Our own vintage expert Derek Dier is a veteran wrist-snapper and has a handy technical tip, suggesting that using a simple piece of black or grey paper to block out reflections is essential for getting the perfect shot on those tricky glossy black dials or highly domed crystals. Unless you have three hands this might require a friend on camera/reflection-blocking duty.
Many people we spoke to also raised the issue of wrist hair, and acceptable levels thereof. And while several journalists alluded to at least one well-known blogger who has buckled under the pressure of punitive wrist beauty standards and regularly shaves his, most agreed that the best approach to wrist hair is to keep it natural.
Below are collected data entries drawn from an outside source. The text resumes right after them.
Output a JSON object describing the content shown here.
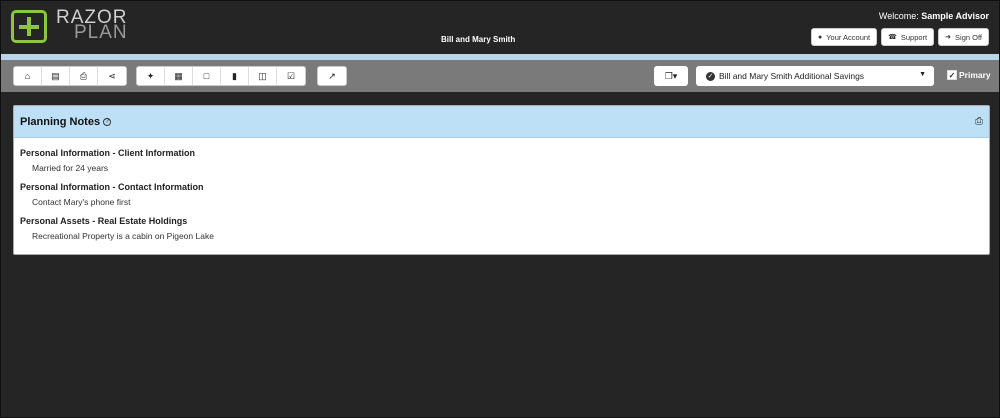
{
  "header": {
    "logo_line1": "RAZOR",
    "logo_line2": "PLAN",
    "client_name": "Bill and Mary Smith",
    "welcome_label": "Welcome:",
    "user_name": "Sample Advisor",
    "buttons": {
      "account": "Your Account",
      "support": "Support",
      "signoff": "Sign Off"
    }
  },
  "toolbar": {
    "scenario_selected": "Bill and Mary Smith Additional Savings",
    "primary_label": "Primary",
    "primary_checked": true
  },
  "panel": {
    "title": "Planning Notes",
    "sections": [
      {
        "title": "Personal Information - Client Information",
        "note": "Married for 24 years"
      },
      {
        "title": "Personal Information - Contact Information",
        "note": "Contact Mary's phone first"
      },
      {
        "title": "Personal Assets - Real Estate Holdings",
        "note": "Recreational Property is a cabin on Pigeon Lake"
      }
    ]
  },
  "colors": {
    "brand_green": "#8cc63f",
    "header_bg": "#252525",
    "accent_blue": "#bde0f6",
    "toolbar_bg": "#7a7a7a"
  },
  "icons": [
    "home-icon",
    "save-icon",
    "print-icon",
    "share-icon",
    "wand-icon",
    "table-icon",
    "note-icon",
    "bar-chart-icon",
    "columns-icon",
    "checklist-icon",
    "line-chart-icon",
    "copy-icon",
    "help-icon"
  ]
}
One name came up again and again in our extensive polling of industry-leading professional wristie models. Miguel Seabra, editor of Espiral do Tempo and the unofficial ‘King of the Wrist Shot’ – a man known to risk life and wrist in pursuit of the perfect picture. We asked Seabra for his words of wisdom:
“I started taking wristshots over 20 years ago, purely as a memory aid – so I could remember which watches I’d seen, and what they looked like on the wrist. Then I’d start using them online, and now on social media. The importance of wristshots has skyrocketed with Facebook and Instagram. How do I take a good wristshot? Well, practice makes perfect. For me it’s all about the angle of the wrist and the hand, and avoiding the ‘pizza’ effect of flattening the watch – try shooting on a bit of an angle. It’s also important to never rush, take your time to find the right background, focus and edit before you post. I don’t like to wear bracelet or jewellery, but that’s a matter of taste. I write about tennis and watches, so I try to combine the two; Stan Wawrinka sends me pictures of his Royal Oak Offshore, and French veteran Paul-Henri Mathieu sent me a couple with a Lange 1 Moon Phase and a JLC Duomètre à Quantième Lunaire – he was indecisive.”